J'étais invité hier soir chez un bon ami qui tenait à suivre en direct l'ouverture du festival de Cannes sur le Grand Journal de Canal +. Je ne suis pas sûr que ce spectacle, année après année rabâché, ait relevé notre pizza 4 saisons. Toujours cette sensation de déjà vu, de superficialité, de peoplelisation décatie malgré strass et paillettes, tapis rouge, tsoin tsoin et Cie. Je me disais (tout en aspirant in petto au silence devant l'écœurante mangeoire plasma) : mis à part les journalistes, les financiers, les figurants, les quelques vedettes répétant en boucle les mêmes faux enthousiasmes et leurs pâmoisons surjouées, qui cela intéresse-t-il vraiment dans notre pays déprimé ? Bien sûr, fondu déchaîné du cinéma, je suivrai dans la presse les critiques pour visionner ensuite calmement, quand le soufflé sera tombé, deux ou trois chefs-d'œuvre, primés ou non. Mais pourquoi en live tout ce tintamarre au lourd parfum de diversion grotesque ? Toute la clique habituelle, la Dombasle, Fredo (notre ministre mais, dans le gratin parisien, on l'appelle comme ça), Gilles Jacob momifié et j'en passe… Florence Leroy, de France INFO, reste lucide : « Le Festival, c'est un jeu de société dont il faut connaître les codes. Robes de soirée à 10 heures du matin, montée des marches en plein après midi sous un soleil de plomb, heureusement que le ridicule ne tue pas ! »
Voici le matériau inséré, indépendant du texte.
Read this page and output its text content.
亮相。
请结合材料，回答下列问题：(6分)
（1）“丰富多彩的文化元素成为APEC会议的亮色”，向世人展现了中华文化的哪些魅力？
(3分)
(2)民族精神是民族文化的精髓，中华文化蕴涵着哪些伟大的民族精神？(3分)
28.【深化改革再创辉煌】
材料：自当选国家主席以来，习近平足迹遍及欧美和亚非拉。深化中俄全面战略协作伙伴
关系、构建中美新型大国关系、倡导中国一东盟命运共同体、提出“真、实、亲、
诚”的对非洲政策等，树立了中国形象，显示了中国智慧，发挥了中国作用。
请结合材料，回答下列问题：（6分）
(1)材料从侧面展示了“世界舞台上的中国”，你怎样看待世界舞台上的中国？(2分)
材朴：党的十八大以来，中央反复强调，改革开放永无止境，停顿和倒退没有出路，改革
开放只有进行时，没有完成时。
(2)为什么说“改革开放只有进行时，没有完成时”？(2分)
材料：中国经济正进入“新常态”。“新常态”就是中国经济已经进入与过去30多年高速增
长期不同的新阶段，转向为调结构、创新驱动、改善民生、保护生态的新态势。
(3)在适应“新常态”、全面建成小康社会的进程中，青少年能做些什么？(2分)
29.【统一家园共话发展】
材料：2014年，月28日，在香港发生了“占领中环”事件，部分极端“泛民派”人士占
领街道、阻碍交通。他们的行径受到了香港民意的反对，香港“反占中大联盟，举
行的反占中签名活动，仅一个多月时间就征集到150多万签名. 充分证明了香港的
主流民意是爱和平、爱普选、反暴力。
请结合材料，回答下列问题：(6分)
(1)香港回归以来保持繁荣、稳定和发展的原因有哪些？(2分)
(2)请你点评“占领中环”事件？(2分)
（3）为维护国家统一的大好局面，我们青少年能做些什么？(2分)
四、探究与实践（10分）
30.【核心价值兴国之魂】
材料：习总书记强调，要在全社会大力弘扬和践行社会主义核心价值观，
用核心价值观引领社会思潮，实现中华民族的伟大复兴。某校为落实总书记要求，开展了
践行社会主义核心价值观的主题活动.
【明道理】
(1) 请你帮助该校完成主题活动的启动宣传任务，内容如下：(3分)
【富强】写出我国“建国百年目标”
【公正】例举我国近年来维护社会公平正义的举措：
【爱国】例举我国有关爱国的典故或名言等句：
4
Non, c'est vrai, il ne tue pas ; il rend simplement triste car l'œil aiguisé sait aujourd'hui décrypter tous les trucages, non seulement sur les lieux de tournage, mais lors des grands-messes culturelles ou pontificales. Le nouveau Mr Robin des Bois, massif et empâté, n'avait plus rien de la grâce du jeune héros de la Warner d'antan, plutôt une allure de rouleur de caisse imbibé se superposant mal au sémillant hors-la-loi immortalisé par Errol Flynn. Décidément, la nostalgie n'est plus ce qu'elle était. Et, comme me disait mon ami comédien, même les stars n'existent plus, seulement des actrices, plus ou moins douées : sous la loupe grossissante de Canal +, entre gaudrioles convenues et scoops téléphonés, dans leurs si jolies petites bouches peintes l'amour du 7ème Art devient de la promo et de la lèche.